En même temps qu'on a arrêté de croire aux sorcières, la femme laide a arrêté de faire peur. Elle ne suscite plus de mépris mais de la pitié. Ce n'est plus la marque d'une justice divine mais d'une injustice de la nature. Un manque de bol, une croix à porter. Elle est devenue une pauvre fille, condamnée au rôle de faire valoir, la moche de service, son existence n'émeut pas et n'intéresse personne
Une femme moche, même si ce n'est pas de sa faute n'a rien de grandiose, ne vaut pas qu'on se déplace pour elle et doit faire preuve d'une grande gentillesse et d'une grande intelligence pour qu'on l'écoute (parler de la jolie fille!).
Construire une histoire autour d'une femme moche, en faire son héroïne, lui attribuer un autre intérêt que celui de la pauvre petite qui vit par procuration, c'est une révolution!
Elles ne sont pas légion dans la littérature française (Antigone d’Anouilh, « la maigre jeune fille noiraude et renfermée que personne ne prenait au sérieux dans sa famille », Thérèse Desqueyroux qui bien qu’ayant tenté d’empoisonner son mari, n’en reste pas moins une victime des conventions bourgeoises).
Un peu plus représentée au cinéma, la femme moche reste bien souvent un personnage comique dont on se moque volontiers de ses déboires amoureux (Nuit d’ivresse avec Josiane Balasko, Ma vie est un enfer toujours avec Josiane Balasko, et Muriel, tête de Turc Officielle, Sur Mes Lèvres, un film avec Emmanuelle Devos, on échappe à la caricature de la fille un peu gauche).
Dans les séries TV, on se souvient de Tori Spelling dans Sauvés Par Le Gong, petite amie de Skreech, aussi sexy que lui avec son rire de porcelet, elle ne fait que de petites apparitions, complètement négligeable!
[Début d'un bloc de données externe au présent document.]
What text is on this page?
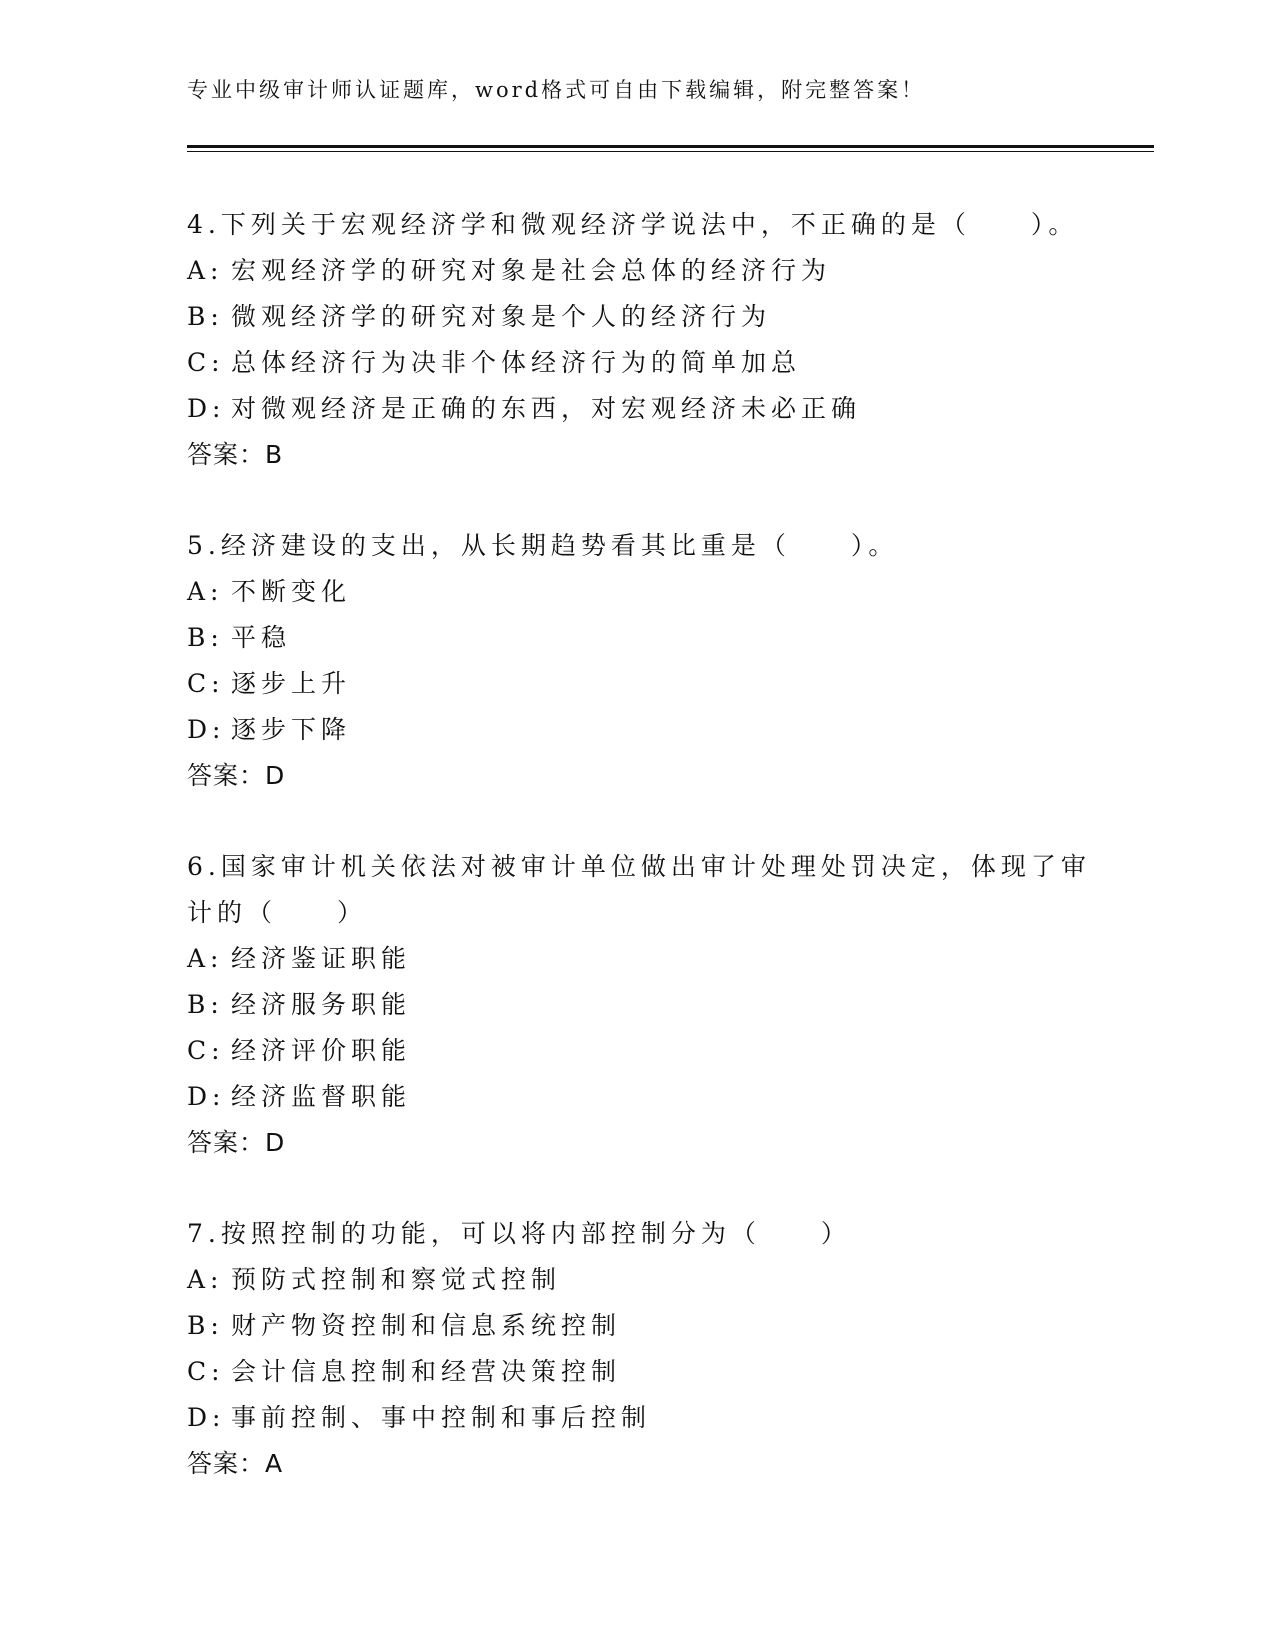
专业中级审计师认证题库，word格式可自由下载编辑，附完整答案！
4.下列关于宏观经济学和微观经济学说法中，不正确的是（　　）。
A: 宏观经济学的研究对象是社会总体的经济行为
B: 微观经济学的研究对象是个人的经济行为
C: 总体经济行为决非个体经济行为的简单加总
D: 对微观经济是正确的东西，对宏观经济未必正确
答案：B
5.经济建设的支出，从长期趋势看其比重是（　　）。
A: 不断变化
B: 平稳
C: 逐步上升
D: 逐步下降
答案：D
6.国家审计机关依法对被审计单位做出审计处理处罚决定，体现了审
计的（　　）
A: 经济鉴证职能
B: 经济服务职能
C: 经济评价职能
D: 经济监督职能
答案：D
7.按照控制的功能，可以将内部控制分为（　　）
A: 预防式控制和察觉式控制
B: 财产物资控制和信息系统控制
C: 会计信息控制和经营决策控制
D: 事前控制、事中控制和事后控制
答案：A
Et puis il y a le personnage de Betty la fea (comprendre Betty la moche), véritable phénomène de la Télévision Colombienne, cette série a été adapté dans plus de 70 pays.
Cette jeune femme, laide avec son appareil dentaire, ses lunettes double foyers, ses vêtements de grand-mère et ses kilos superflues, est engagée dans un grand magazine féminin de mode pour recadrer le rédacteur en chef qui avait l’habitude de coucher avec toutes ses assistantes!
Bien sur, au début on ne sort pas des clichés, elle est timide, maladroite (elle se casse la figure un nombre incroyable de fois) elle est méprisée par les autres femmes du journal et moquée par les hommes.
Ce qui est surprenant, c’est que Betty fait front, elle ne part pas en courant chez elle pour manger devant la télévision, elle travaille dure. Elle s’impose au fur et à mesure des épisodes, sans céder à la tentation de faire un régime ou demander les conseils d’un styliste. Elle s’assume, consciente du décalage entre elle et les autres filles, elle n’a pas honte et garde son sourire, elle n’a même pas l’idée d’être jalouse!
Dans un milieu dominé par l’apparence, elle réussi à se faire respecter pour elle, ses compétences, sa gentillesse, son travail.
Un vrai bouleversement pour l’image de la femme!